Roma, 2 gen – Sul Corriere della Sera Mario Monti scrive di John Maynard Keynes, anticipando un estratto della sua prefazione ad una nuova raccolta di scritti dell’economista inglese, datati tra il 1920 e il 1925.
L’articolo di Monti su Keynes
Potrebbe già suonare come una sorta di barzelletta che a parlare di Keynes sia un imbolsito campione dell’austerità europea e delle sue perversioni burocratiche come Mario Monti. Ma dalla commedia si passa alla tragedia quando dalle frasi di circostanza si va ai contenuti veri e propri. Gli scritti presenti nella raccolta sono gli articoli di Keynes in merito alla Conferenza di Genova, pubblicati su diversi giornali europei, tra cui proprio il Corriere della Sera. Il tema è l’assetto economico e politico dell’Europa uscita dalla Prima guerra mondiale. Com’è noto, Keynes, che al tema dedicò anche il saggio del 1919 Le conseguenze economiche della pace e quello del 1922 Per una revisione del Trattato, era contrario ad un atteggiamento troppo punitivo nei confronti della Germania. Ma per Monti tutto questo diventa solamente l’occasione per fare una sparata contro quegli malaugurati Stati che pretendono di essere ancora nazioni e che non vogliono sottostare ai dettami dell’Unione Europeo o della globalizzazione, che per Monti sono lo stesso: “Perfino l’Unione Europea, a oggi la realizzazione più avanzata di integrazione regionale o, se vogliamo, di «globalizzazione» su scala continentale con una governance per certi aspetti unitaria, che senza sosta è andata estendendosi e dotandosi di maggiori poteri, incontra ora qua e là lo zoccolo duro di aspetti delle sovranità nazionali ai quali gli Stati membri non sono disposti a rinunciare.”

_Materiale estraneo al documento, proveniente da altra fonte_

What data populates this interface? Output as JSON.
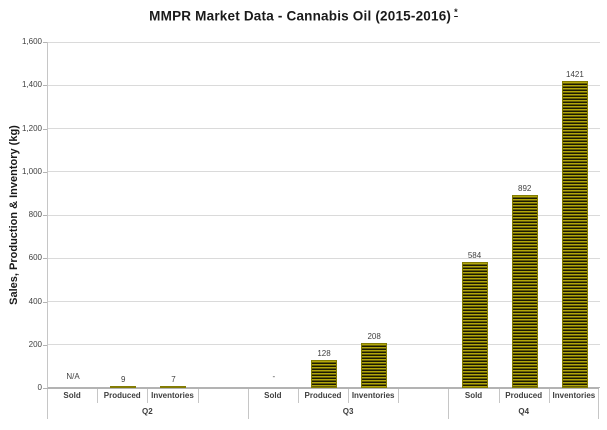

Tra contraddizioni e travisamenti ideologici
Secondo Monti la sovranità sarebbe appunto il riemergere dei nazionalismi e dei fascismi di allora: “È proprio questo concetto, che porta in sé l’ambiguità dei sogni e la realtà sovente brutale, il filo conduttore che corre tra gli anni Venti del Novecento e i nostri anni Venti”. E prosegue: “In questi ultimi anni, l’attaccamento al la sovranità si è diffuso ampiamente, di venendo «sovranismo», quasi a fare da contrafforte al pensiero e alle azioni diretti ad una maggiore integrazione o condivisione di aspetti della sovranità. E i Paesi, quasi ad intensificarne i caratteri identitari e reciprocamente distintivi, vengono più spesso chiamati puntigliosamente «Nazioni»”. Proprio gli scritti di Keynes sarebbero un antidoto a questa deriva di popoli che vogliono mantenere le proprie identità, in quanto l’attenzione economica dell’inglese sarebbe un preludio del Mercato Unico, cioè “il pilastro forse più importante del l’odierna Unione Europea”. A parte l’ovvia contraddizione tra le idee di Keynes in fatto di spesa pubblica e l’austerità europea, l’interpretazione di Monti fa acqua da tutte le parti. Anzi, seguendo le critiche di Keynes alla colpevolizzazione della Germania e al ruolo di una entità sovranazionale come la Società delle Nazioni, potremmo immaginarci proprio Monti come uno di quei grigi burocrati di inizio Novecento che tuonava sulla necessità delle riparazioni e che l’economista inglese bacchettava.